Buying an Edgebander: New Versus Used

      Edgebanders are finicky, but some people have done well buying used machines. February 16, 2012

I have the following decision to make. My very old edgebander needs a new gluepot and it's not worth investing more money into the old guy. I run a small high end custom shop with three guys total. Credit is available but I purchased a CNC in the fall and I've always been adverse to debt. My decision is whether to buy a small used bander like a SCM K201 or Cehisa EP8, each for about 7K, or one of the small brand new banders from SCM, Cehisa, Homag, etc. for about 20K or even through a lease.

I have lots of work but cash flow has always been a problem. I've survived on old low-priced used equipment for years but I wonder if it might be better to buy new for reliability and better finished product.

Forum Responses
(Business and Management Forum)
From contributor S:
Banders are finicky. I would go all out and purchase new. I would buy nearly anything else used with the exception being a Bander. My experience with used banders is typically the reason they are being sold is due to an upgrade. Generally the upgrade is a result of issues with an old bander.

From contributor J:
New banders are just as finicky as old banders. I would buy one that will do 3mm edgebanding at the minimum.

From contributor W:
We just purchased a small little bander from SCMI called a K130. It is a heavy machine for an entry level price point. We ended up paying around $21,000 and have been very satisfied. It has 3mill capacity and no issues after three months. I agree with Contributor S - with new there are fewer issues and you have a piece of mind. If you do go used make sure you see it run first.

From contributor C:
I would definitely look at the cashflow aspect and finance it for as much of the cost as possible including some new cutters and buffers into the total cost. Put the 7k into the bank and into job material that can double it and use small percentages of the profits on each job to get it paid off early. One of the tricks I have used is making the payment and throwing another in the bank in the same month and know that in six months I have six months of padding built. The machine will pay for itself, and I agree that sometimes it's hard to throw good money into worn out machines. I bought a new bander in 2006 and just paid it off. Yes, it's very nice having a machine that is reliable and taken care of. I have never regretted the purchase and the payments were very easy to make.

From contributor S:
I agree with CM. If cash flow is a problem then donít blow out a wad of cash on a machine that could easily create unexpected expenses. Finance a good bander (I like Holz-Her for small shops) and keep cash in the bank to help the balance sheet.

From contributor L:
I'll go against the tide on this one. I see nothing wrong with buying a used bander in your case. You have experience with banders. There are lots of late model used banders on the market now. I bought my first bander new, a nice but expensive machine.

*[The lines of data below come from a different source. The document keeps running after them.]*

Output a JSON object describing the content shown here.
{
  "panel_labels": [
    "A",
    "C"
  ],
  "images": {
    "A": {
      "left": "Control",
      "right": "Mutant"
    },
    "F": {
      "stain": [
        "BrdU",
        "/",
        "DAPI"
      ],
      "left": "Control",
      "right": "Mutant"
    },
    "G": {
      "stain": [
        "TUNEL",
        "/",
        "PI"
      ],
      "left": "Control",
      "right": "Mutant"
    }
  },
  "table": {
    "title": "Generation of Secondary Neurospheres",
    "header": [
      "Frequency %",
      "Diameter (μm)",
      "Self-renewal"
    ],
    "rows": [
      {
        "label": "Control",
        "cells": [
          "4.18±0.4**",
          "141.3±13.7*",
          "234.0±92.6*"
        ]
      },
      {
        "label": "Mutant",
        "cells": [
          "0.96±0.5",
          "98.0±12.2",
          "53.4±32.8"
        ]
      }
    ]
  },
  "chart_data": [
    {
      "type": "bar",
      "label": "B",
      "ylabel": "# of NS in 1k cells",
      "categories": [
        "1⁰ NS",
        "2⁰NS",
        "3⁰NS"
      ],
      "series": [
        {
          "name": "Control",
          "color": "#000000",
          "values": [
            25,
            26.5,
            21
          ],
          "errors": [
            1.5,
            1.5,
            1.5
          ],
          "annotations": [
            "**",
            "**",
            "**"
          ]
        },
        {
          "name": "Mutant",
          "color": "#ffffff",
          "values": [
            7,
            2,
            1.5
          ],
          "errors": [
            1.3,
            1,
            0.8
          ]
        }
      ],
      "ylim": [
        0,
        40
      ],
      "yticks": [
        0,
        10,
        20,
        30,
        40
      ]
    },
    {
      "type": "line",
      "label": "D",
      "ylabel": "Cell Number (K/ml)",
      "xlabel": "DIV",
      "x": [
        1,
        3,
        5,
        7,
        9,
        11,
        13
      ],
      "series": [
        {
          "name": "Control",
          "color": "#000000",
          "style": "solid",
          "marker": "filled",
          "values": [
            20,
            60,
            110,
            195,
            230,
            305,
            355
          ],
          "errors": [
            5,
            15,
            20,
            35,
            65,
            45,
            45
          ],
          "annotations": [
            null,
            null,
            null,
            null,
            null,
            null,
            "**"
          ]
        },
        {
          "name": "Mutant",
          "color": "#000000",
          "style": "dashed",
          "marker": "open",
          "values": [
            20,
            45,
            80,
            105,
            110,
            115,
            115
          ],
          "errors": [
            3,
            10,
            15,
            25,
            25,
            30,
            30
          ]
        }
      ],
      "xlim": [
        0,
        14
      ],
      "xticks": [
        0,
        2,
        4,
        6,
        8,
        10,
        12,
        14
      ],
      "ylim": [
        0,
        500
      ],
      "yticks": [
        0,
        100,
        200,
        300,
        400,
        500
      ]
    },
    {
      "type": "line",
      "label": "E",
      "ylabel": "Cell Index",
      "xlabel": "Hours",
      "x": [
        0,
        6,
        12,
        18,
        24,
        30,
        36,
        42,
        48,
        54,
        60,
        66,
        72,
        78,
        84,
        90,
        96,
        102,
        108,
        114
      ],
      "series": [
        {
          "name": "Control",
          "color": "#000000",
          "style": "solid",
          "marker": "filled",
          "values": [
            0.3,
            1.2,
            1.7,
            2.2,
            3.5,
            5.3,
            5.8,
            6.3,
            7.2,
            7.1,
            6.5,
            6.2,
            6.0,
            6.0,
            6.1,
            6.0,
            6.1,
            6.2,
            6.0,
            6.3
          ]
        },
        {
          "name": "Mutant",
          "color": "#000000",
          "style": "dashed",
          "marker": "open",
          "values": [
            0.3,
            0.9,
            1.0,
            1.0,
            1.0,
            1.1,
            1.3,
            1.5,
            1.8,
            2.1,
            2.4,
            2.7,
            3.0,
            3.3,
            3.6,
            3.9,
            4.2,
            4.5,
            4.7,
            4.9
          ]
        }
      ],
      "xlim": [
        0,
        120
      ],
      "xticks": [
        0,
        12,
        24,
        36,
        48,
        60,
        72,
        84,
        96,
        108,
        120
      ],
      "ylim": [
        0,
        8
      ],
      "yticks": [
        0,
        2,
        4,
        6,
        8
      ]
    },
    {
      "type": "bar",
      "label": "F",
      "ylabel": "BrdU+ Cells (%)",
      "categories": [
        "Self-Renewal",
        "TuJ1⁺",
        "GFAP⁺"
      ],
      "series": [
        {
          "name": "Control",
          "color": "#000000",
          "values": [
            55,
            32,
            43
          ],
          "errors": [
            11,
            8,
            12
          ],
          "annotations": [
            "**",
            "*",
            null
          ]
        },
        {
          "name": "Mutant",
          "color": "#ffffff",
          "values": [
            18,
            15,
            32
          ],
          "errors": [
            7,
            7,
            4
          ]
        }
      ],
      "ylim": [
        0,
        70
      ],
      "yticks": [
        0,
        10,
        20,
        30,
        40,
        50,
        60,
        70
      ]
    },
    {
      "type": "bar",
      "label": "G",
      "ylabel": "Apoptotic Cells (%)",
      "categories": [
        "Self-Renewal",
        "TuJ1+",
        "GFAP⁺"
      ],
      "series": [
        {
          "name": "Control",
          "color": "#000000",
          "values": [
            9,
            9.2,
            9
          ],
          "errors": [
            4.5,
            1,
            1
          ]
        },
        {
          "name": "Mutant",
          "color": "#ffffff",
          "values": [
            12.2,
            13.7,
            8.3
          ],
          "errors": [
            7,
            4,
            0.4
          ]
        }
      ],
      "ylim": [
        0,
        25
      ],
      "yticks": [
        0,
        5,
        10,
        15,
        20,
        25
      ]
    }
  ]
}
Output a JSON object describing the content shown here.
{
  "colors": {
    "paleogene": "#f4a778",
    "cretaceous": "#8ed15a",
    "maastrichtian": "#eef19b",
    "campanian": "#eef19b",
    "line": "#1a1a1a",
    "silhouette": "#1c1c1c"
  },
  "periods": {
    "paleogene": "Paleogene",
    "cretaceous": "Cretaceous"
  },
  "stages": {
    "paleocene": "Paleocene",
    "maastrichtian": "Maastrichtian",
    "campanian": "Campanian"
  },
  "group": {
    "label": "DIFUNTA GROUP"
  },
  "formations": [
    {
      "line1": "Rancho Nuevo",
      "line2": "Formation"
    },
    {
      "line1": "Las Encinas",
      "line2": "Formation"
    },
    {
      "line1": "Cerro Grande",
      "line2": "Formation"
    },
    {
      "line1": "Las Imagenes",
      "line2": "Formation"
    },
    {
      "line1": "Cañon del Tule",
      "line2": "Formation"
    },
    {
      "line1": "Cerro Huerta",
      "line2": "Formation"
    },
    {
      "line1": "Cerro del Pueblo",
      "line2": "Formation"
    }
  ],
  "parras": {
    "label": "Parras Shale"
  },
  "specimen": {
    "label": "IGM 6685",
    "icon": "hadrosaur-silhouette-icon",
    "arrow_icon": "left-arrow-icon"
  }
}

When I wanted to upgrade to a machine with more stations I bought used. I went and looked it over carefully and made a bit of a low ball offer. It must not have been low enough, I got it. I had the tech come in and go over it. He set everything correctly and trained the operator on the computer interface. It's been a great machine for the last few years. Even with the tech, some minor repairs, tooling, and time I ended up with a heavy duty machine at less than 1/3 the cost of new. If you are going to run it three hours a day or more I'd buy new.